Published by Siméon on

Sentōs (銭湯) are Japanese public bath. They are artificial, contrary to onsens (温泉) that use natural hot spring. I never tried them yet.

One particularity of Japanese bath is the nudity; indeed, the birthday suit is required. Baths are generally non-mixed. They are indicated on the map with that symbol ♨️ and the entrance with the hiragana ゆ (yu). It’s the pronunciation of the kanji 湯, meaning hot water. Hiragana is used to be easily read by children.

It’s notable that tattoos are an attribute of yakuza in Japan. Hence, most of the time tattooed people are not admitted inside sentōs and onsens. But it exists some where it’s allowed, for instance one of the local sentō I went.

N.B.: of course, taking pictures is forbidden inside, hence all the photos (except one below) will come from internet.

Small local sentō in Kyoto, hiragana ゆ can be seen at the entrance

Like most of Japanese place, you have to take off your shoes, lockers are available. The price of local sentōs is quite cheap, about 450 yens (roughly €3.8), but it can be higher in super sentōs, about 1000 yens. As I said, generally the baths are non-mixed, hence after paying, men and women are separated. Men go to the 男 side, generally blue, and women to the 女 one, that is red.

The next room is changing room, here you can store your clothe in the lockers (you will keep the key as a bracelet). The only thing you will bring with you is a small towel. It can be rent at the entrance generally. It is not only used for drying yourself, indeed, it will be brought inside the bath. It will be often stored on the head, when people are inside water.

After being naked, you can enter inside the bath room. At the entrance, there is the shower part, but they are not standing showers. People are indeed sitting when they wash themselves, on a small stool front of a mirror with a removable (or not) shower. Soaps can be available, in that case there are the traditional trio: body soap, shampoo and hair conditioner. This step is very important, it is the indispensable condition to go inside the baths. People have to wash themselves well, hair and body, and rinse themselves also. As it’s required to be clean before enjoying bath, it could be a good idea to go to toilet before, also everything have to be done again. 😉

Shower on men – David Lisbona on

After cleaning, bathing part can start! Each sentō is different, but in general that baths can be found:

  • Hot bath (about 40 °C);
  • Cold bath (between 15 and 20 °C);
  • Bath with pulse;
  • Sauna.

Bigger sentōs can have that equipment in several quantity. I also saw electric baths twice (yes, electric baths); but don’t worry you will not die, the current is really weak. “Strong” and weak version can be found, the sensation is special. Perfumed bath (lavender, cinnamon…) can also be found. I also experimented radon bath, but I don’t know the properties as it was written in Japanese 😅. Finally, I also tested cold sauna. Sentōs can also have outdoor baths.

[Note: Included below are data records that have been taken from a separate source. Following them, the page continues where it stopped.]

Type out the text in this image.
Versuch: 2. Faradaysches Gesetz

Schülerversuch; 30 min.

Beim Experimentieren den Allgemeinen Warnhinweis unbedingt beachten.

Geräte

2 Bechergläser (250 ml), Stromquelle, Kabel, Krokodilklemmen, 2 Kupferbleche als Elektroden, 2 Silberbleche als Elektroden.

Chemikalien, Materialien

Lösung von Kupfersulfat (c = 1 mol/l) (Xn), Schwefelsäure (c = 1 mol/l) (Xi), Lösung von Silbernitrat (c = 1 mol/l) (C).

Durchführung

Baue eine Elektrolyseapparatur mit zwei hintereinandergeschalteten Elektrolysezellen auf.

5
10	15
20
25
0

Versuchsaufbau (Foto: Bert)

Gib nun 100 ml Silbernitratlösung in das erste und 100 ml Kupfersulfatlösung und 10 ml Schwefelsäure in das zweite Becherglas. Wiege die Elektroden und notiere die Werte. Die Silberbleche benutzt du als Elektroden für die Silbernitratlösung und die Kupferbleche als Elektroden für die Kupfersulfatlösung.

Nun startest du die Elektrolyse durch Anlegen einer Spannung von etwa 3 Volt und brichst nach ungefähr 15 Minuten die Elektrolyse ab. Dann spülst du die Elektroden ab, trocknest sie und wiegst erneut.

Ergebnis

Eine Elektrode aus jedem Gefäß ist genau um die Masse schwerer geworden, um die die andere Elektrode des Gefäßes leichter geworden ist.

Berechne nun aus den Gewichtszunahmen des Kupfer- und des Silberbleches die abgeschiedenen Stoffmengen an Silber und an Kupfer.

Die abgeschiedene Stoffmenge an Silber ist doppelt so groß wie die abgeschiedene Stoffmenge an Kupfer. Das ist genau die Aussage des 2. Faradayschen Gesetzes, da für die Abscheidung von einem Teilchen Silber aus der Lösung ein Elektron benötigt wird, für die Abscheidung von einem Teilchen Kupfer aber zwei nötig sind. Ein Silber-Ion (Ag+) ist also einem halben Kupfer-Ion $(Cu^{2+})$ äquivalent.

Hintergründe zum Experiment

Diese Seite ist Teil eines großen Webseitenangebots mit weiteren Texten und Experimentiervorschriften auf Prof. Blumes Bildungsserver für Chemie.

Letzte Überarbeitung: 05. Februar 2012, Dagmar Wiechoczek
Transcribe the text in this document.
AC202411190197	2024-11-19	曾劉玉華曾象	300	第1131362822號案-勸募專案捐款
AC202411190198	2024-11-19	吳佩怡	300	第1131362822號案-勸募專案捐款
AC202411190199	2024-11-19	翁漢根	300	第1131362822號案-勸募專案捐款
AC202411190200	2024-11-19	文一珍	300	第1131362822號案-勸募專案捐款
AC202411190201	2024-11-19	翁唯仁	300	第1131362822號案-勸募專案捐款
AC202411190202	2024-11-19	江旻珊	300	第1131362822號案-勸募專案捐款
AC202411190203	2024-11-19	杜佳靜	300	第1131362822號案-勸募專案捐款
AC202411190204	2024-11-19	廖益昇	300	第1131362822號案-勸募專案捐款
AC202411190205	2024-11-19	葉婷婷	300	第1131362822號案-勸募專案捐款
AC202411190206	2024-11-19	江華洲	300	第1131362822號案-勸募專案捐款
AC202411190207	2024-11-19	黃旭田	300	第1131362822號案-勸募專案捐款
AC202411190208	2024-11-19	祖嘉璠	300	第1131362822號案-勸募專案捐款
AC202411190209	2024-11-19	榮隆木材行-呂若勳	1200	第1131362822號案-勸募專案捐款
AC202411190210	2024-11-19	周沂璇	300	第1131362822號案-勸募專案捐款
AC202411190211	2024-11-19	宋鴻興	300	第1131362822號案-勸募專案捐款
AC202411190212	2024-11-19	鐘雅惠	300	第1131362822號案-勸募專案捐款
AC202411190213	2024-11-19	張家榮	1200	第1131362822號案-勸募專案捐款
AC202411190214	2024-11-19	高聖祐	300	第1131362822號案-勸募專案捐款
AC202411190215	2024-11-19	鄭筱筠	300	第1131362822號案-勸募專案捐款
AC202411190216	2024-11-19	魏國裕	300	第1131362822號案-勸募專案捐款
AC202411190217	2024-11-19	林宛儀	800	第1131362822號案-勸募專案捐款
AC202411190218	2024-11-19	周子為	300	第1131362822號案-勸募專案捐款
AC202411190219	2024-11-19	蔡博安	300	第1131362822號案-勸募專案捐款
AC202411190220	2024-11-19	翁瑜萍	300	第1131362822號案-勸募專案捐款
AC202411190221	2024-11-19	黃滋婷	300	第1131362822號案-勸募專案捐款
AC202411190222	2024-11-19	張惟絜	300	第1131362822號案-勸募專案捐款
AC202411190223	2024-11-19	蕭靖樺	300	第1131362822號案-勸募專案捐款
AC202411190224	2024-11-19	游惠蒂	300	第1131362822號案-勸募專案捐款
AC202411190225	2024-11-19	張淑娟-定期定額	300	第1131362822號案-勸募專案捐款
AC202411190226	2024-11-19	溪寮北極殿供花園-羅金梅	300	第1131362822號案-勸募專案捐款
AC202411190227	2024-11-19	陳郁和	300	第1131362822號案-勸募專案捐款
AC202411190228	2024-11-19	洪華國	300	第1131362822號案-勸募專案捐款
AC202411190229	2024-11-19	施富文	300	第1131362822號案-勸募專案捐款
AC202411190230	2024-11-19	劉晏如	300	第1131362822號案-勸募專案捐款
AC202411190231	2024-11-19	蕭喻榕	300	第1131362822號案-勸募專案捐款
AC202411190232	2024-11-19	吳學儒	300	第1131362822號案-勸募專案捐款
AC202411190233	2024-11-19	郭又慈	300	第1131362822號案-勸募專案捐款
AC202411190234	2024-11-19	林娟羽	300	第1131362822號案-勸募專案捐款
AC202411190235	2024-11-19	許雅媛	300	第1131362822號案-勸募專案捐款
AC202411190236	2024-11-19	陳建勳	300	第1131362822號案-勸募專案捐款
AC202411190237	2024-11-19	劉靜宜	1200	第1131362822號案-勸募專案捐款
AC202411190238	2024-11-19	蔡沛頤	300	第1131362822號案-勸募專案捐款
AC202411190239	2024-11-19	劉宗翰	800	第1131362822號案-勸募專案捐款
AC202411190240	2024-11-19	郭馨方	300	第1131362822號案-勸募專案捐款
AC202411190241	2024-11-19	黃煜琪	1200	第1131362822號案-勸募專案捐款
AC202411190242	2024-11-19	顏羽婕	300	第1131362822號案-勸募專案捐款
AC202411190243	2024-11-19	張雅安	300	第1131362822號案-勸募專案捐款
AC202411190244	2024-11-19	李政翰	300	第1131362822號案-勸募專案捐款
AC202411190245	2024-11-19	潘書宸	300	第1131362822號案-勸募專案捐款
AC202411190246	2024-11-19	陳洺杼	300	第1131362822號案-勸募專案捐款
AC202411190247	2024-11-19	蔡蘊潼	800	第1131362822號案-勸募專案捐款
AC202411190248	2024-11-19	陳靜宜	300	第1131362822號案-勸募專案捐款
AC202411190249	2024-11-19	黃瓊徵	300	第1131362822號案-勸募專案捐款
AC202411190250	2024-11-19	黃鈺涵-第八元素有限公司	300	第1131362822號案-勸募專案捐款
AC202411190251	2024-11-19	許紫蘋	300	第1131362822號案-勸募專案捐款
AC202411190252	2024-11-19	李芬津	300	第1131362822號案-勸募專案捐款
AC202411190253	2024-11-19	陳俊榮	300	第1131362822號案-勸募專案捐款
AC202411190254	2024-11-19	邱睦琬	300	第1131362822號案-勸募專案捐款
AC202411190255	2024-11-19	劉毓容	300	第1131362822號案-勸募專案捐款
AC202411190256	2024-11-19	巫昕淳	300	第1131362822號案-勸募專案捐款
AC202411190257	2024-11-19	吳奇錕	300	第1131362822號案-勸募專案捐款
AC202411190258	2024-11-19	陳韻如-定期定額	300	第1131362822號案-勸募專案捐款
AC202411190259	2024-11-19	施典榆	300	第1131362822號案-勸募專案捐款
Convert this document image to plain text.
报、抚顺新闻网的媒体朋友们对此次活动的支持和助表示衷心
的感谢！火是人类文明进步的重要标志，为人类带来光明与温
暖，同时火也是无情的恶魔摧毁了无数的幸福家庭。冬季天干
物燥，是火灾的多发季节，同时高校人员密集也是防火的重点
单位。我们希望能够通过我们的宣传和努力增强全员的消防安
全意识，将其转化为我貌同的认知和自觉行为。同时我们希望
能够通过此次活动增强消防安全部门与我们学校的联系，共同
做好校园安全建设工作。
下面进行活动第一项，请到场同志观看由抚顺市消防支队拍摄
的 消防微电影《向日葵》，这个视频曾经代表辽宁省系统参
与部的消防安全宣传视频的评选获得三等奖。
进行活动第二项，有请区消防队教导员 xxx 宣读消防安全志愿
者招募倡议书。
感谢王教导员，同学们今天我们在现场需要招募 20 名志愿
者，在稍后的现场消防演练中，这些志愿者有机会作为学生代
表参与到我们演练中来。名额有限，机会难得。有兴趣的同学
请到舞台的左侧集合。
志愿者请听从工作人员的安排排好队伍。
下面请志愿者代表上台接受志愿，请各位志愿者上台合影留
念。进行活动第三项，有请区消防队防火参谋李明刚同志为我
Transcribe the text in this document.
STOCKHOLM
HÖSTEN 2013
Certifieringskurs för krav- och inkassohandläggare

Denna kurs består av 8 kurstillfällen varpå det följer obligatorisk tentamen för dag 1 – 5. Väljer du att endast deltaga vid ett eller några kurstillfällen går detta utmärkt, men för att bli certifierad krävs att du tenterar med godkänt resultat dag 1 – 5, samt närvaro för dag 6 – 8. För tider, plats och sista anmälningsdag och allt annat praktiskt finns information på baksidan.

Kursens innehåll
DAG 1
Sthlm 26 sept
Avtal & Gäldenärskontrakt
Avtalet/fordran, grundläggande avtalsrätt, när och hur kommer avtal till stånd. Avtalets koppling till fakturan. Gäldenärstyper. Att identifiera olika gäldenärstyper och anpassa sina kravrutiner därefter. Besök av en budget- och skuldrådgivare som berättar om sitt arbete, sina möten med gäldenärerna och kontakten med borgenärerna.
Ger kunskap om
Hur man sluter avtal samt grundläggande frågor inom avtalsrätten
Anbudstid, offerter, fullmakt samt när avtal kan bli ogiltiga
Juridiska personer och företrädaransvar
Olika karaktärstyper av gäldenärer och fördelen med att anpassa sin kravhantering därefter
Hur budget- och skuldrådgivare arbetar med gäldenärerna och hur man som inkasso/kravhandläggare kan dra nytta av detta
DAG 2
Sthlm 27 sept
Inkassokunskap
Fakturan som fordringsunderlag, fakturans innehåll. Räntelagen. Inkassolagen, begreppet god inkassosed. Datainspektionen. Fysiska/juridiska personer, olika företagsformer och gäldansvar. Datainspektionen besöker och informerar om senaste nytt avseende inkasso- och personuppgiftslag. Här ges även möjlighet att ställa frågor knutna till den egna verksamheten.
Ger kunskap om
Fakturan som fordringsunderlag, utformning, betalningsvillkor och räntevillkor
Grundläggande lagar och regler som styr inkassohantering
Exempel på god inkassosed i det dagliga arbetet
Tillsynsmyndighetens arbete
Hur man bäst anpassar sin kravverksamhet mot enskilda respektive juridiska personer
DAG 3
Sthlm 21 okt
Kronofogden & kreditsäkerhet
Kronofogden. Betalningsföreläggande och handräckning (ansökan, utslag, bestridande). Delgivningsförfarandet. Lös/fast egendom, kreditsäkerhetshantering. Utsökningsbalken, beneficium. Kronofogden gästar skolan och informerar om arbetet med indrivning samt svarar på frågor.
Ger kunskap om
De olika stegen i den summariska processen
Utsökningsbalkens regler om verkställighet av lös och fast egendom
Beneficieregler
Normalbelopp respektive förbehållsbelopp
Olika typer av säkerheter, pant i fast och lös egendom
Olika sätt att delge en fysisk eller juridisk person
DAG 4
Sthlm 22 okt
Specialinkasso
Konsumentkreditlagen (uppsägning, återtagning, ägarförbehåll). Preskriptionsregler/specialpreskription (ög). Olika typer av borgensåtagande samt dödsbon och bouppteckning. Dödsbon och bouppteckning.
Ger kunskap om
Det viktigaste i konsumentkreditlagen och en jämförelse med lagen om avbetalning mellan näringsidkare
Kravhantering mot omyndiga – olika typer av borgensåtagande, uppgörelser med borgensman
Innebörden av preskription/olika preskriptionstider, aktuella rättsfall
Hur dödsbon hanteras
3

One of the sentō I went in Kyoto (I could find the pictures by luck) – merec0

The next is up to you and… your friends! Because sentō is mostly a social activity, to spend time with friends. I also saw some Japanese people going alone to the bath, but in my experience, it was only with friend. I saw that Japanese people like sauna. You enjoy it in several steps. Firstly, the cold bath, probably to be more resistant. Then, people spend six minutes inside the sauna, to check there is a clock or an hourglass. To pass the time, there is… a TV! 😁 For me it’s really difficult to stay six minutes, the heat avoids me to breath properly. The towel, soaked with cold water, can be helpful. When time is done, to get an invigorating effect, the next step is… the cold bath! To avoid cold-water drowning, use the water from a hot bath next the cold one to spray yourself (if the next hot bath is far, a jar with tempered water can be present). It’s easier to go inside the cold water after the sauna than before!

How to enjoy the public bath – by Tokyo Sento Association

As bath is a social activity, time is spending chatting inside a bath several minutes before changing it. I saw bath in the shape of sun lounger to that purpose, with a waterfall in the back, front of TV; or lying bath (designed to avoid drowning).

When bathing is finished, a last shower is required to rinse. Standing shower are available, but sitting shower can also be used. After that comes the drying part with the small wet towel, it’s not so practical, and you will have to wring it several times. That’s why I like to bring also a bath towel. When you put your clothes back on, you will feel good! Japanese like to drink milk just after from a vending machine, obviously (but not always) 😁.

Changing room – merec0

Here is my experience in sentōs, for the moment I only tried five times. At first nakedness in public afraid me, but with time one forgets and spends a good time with friend. I recommend! For modest people and couple, you can also find private bath, especially in Japanese inn (ryokan).